24
Oct

Letters from a whaling captain to his wife

   Posted by: rring   in New acquisition

A donor with ties to Trinity recently gave us a small archive (ca. 60 pages) of  closely-written letters from Preston Cummings, Master of the whaling ship Panama, to his wife Harriett Tew (they were married 19 September 1839), who died in March 1845.  Court records indicate that Harriett was the sister of Elizabeth Tew, an ancestor of the donor’s father.  Cummings ended up in Hawaii, ran an outfitting business and served as a postmaster and customs official in Kealakeakua; his business apparently failed about the time of the Civil War when whaling was diminishing.

The following news story ran in The Friend (published in Honolulu) in 1845:

American whale ship Panama wrecked.—The Panama, Capt. Preston Cummings, was 31 months out, having taken 950 barrels of oil, nearly all sperm. While lying at anchor, at Hivaoa, or La Dominica, one of the Marquesan Islands; she was driven ashore by the wind and a very heavy sea, about 4 o’clock, on the morning of the l0th of August, 1844. Both anchors dragged and became foul. Masts were cut away almost as soon as she struck. Three of the ship’s company were lost in attempting to land, viz—Daniel McDaniel, Fall River, a boatsteerer, Smith, New York state, seaman, and Jack, a North American Indian. Four days after the vessel was wrecked, 13 of the crew were taken away by a French man of war, several of whom found their way to Tahiti; one by the name of Blake, shipped on board the American whale ship Daniel Webster, and another, by the name of John Hamilton, shipped on board the merchant ship Inez, now in this harbor. According to last accounts only 75 barrels of oil had been saved. Our informant is Hamilton, on board the Inez. The Panama belonged to Fall River, the same port where the Holder Borden was owned.

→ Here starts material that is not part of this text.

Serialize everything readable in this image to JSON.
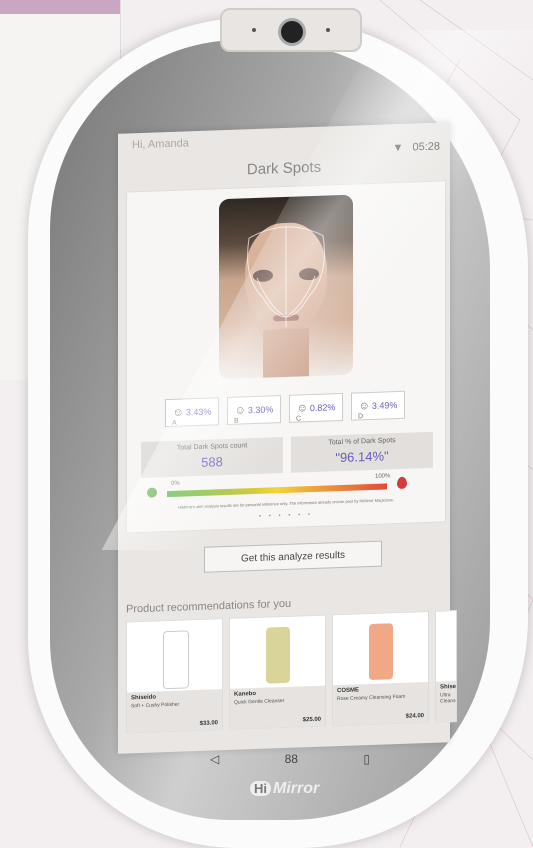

The known whaling voyages captained by Preston Cummings are:

  • March – August, 1838: Brig Taunton, departing from Fall River to the Atlantic, brought back 65 barrels of sperm oil.
  • October 1838 – August 1839: Brig Taunton, departing from Fall River to the Atlantic, brought back 120 barrels of sperm oil.
  • December 1839 ­ September 1841, Ship Panama, departing from Fall River to the South Atlantic, brought back 450 barrels of sperm oil and 190 barrels of baleen whale oil.
  • November 1841 – December 1841, Ship Panama, departing from Fall River to the Indian Ocean (must have been forced home, no yield reported).
  • April 1842 ­ 1844, Ship Panama, departing from Fall River to the Indian Ocean, no yield (sunk)

We are currently transcribing the letters, and digital images of them (along with transcriptions) will be available soon through the digital repository.